Je me rappelle, à Diourbel, de ce vieux sur la place du marché, qui chantait des xasaaid. Tellement il les entonnait à longueur de journée, il en était habité.
À force, sous le soleil et la pollution, il avait fini par user ses cordes vocales. Et il chantait malgré tout. Même en élevant la voix, les yeux fermés, les mains collées aux oreilles, on l'entendait de - plus en plus - loin, comme s'il parlait d'un endroit éloigné.
Les passants lui remettaient pièces, billets, fruits ... Était-ce par pitié ? Par respect pour son sacrifice ? Je ne saurais le dire... Il avait un timbre qui collait à la peau et habitait l'esprit, dès qu'on l'entendait.

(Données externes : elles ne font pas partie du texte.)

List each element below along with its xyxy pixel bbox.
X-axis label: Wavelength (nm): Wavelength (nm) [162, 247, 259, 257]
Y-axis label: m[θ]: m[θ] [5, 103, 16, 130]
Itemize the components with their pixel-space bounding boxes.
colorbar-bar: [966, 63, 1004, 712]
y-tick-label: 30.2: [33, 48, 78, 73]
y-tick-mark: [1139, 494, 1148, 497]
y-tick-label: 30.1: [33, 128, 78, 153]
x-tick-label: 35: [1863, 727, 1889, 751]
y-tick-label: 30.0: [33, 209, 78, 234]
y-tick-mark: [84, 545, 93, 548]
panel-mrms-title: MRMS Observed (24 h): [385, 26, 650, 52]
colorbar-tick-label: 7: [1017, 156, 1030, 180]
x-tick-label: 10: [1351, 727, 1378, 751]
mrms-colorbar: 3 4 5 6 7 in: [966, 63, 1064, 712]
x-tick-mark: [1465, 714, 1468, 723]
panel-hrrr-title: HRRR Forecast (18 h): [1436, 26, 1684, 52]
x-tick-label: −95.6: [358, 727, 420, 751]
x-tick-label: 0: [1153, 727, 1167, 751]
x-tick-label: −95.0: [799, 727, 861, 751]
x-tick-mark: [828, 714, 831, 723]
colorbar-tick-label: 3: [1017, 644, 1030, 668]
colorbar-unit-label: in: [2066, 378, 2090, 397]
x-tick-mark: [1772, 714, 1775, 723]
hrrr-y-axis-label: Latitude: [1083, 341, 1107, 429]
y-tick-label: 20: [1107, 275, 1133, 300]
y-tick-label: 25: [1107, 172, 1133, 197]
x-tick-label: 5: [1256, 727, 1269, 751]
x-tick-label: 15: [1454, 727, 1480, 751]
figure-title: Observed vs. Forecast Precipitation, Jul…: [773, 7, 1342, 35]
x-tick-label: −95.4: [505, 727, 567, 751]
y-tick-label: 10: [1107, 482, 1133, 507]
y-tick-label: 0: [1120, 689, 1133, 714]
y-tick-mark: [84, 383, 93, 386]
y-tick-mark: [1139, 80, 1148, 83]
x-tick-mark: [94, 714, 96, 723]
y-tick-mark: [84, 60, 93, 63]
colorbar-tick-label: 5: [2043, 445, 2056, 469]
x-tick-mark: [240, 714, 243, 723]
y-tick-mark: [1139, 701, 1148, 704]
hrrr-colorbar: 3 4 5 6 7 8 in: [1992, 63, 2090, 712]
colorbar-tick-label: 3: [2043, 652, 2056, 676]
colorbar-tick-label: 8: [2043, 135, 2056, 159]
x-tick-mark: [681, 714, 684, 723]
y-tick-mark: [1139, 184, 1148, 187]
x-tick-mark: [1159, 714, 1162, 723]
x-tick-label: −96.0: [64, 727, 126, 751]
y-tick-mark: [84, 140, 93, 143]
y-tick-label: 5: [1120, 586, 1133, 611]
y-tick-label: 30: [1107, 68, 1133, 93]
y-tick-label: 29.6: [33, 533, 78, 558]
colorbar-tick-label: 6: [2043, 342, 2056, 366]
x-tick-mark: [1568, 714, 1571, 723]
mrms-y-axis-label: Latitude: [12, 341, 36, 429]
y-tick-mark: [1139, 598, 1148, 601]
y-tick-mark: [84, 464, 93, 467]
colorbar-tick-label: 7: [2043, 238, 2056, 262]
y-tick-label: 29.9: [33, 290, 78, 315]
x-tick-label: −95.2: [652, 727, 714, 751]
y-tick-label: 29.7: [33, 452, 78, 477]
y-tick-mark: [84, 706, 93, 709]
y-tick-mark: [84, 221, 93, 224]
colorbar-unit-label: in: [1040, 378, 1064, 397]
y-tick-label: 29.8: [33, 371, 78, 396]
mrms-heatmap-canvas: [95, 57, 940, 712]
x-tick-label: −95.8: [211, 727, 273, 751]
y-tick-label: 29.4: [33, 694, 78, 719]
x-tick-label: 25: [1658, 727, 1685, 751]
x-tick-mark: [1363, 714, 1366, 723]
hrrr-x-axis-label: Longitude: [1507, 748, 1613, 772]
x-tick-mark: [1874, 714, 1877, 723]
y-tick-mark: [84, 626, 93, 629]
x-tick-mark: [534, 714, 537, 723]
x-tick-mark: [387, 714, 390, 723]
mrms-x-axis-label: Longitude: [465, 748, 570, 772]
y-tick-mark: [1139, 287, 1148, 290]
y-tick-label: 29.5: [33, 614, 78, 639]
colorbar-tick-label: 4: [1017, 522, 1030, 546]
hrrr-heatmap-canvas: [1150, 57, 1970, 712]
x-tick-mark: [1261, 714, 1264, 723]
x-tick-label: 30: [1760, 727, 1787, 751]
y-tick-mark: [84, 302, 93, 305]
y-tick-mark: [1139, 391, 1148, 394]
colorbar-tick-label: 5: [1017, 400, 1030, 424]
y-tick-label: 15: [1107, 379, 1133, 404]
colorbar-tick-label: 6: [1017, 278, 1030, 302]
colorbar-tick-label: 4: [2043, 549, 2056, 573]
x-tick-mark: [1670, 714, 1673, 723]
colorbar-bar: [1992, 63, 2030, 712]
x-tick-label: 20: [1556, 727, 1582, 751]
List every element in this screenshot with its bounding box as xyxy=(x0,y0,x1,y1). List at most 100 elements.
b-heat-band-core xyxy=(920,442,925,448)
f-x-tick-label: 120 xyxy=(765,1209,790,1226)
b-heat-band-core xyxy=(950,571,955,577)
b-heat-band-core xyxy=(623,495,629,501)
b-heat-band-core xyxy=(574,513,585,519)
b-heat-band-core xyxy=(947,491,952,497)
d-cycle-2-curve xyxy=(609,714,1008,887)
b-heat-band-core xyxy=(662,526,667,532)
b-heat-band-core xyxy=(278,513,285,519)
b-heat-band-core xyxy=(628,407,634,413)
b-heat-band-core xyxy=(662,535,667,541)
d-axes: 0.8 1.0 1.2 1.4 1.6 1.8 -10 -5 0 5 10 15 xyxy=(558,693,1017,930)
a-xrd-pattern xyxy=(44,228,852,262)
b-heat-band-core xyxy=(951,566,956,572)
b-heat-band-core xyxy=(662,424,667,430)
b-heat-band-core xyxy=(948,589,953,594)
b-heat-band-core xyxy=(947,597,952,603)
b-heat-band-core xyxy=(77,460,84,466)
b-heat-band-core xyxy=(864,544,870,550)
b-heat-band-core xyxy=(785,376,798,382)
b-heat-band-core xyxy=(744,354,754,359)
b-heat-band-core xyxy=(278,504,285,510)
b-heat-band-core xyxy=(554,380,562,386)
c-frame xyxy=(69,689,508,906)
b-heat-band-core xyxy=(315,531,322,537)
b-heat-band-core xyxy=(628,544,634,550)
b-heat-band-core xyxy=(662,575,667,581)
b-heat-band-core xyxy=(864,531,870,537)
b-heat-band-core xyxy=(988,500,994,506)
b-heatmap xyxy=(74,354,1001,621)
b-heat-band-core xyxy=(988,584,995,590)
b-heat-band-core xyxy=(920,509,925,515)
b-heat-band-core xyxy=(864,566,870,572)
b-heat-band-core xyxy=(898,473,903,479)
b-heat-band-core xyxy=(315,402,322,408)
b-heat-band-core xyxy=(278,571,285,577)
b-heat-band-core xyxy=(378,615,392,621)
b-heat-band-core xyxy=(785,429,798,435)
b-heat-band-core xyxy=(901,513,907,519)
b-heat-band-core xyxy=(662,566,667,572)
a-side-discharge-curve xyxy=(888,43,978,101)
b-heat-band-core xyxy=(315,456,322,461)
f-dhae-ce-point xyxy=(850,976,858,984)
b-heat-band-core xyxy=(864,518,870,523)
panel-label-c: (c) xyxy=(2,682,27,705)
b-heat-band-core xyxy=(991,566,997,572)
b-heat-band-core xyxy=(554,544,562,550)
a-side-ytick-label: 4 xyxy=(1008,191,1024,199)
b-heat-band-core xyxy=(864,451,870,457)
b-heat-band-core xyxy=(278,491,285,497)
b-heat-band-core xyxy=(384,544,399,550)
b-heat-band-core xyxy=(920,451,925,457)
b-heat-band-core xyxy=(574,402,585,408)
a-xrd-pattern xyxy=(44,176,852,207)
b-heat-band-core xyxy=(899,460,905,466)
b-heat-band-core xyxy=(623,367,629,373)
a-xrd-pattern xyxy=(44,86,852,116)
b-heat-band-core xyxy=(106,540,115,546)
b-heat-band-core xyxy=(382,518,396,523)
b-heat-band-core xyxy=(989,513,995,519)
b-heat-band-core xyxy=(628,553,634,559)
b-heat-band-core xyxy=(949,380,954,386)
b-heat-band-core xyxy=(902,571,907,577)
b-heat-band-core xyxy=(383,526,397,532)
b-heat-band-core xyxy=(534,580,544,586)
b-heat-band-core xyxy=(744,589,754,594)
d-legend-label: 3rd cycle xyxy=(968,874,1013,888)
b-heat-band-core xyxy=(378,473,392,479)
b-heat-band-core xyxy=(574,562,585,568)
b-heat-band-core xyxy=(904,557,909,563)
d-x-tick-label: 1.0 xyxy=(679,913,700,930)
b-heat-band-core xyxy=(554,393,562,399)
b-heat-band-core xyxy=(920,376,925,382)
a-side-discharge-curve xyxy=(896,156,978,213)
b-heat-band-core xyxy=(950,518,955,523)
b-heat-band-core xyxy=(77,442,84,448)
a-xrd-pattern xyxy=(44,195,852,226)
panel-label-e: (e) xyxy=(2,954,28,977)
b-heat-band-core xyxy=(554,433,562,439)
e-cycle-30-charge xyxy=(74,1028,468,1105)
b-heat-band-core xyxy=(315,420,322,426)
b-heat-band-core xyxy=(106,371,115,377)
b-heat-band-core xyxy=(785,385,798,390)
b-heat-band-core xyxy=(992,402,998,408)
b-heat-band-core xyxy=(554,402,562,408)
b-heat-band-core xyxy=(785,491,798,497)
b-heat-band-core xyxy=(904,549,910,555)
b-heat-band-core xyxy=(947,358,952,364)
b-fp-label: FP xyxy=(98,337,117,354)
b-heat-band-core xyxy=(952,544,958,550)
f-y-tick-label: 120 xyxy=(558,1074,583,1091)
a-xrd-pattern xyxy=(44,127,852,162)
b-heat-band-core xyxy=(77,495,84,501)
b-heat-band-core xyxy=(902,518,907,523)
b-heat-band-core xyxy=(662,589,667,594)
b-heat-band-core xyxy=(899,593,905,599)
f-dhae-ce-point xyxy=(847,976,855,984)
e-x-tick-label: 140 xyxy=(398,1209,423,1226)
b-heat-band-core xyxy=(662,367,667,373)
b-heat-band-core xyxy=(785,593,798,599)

Aujourd'hui, bien des vendeurs utilisent le numérique, certains enregistrent leur voix et la font jouer, pour mieux se faire entendre, se faire entendre plus loin et plus longtemps. Cela enlève une certaine âme à leur affaire certes, mais préserve leur santé, surtout à Dakar avec la pollution.
Avec ce stratagème, les variations de ton que leur humeur du moment donnait à leur déclamation disparaissent, la rendant plus monotone et neutre.
Mais telle est une clef de survie pour eux, pour elles.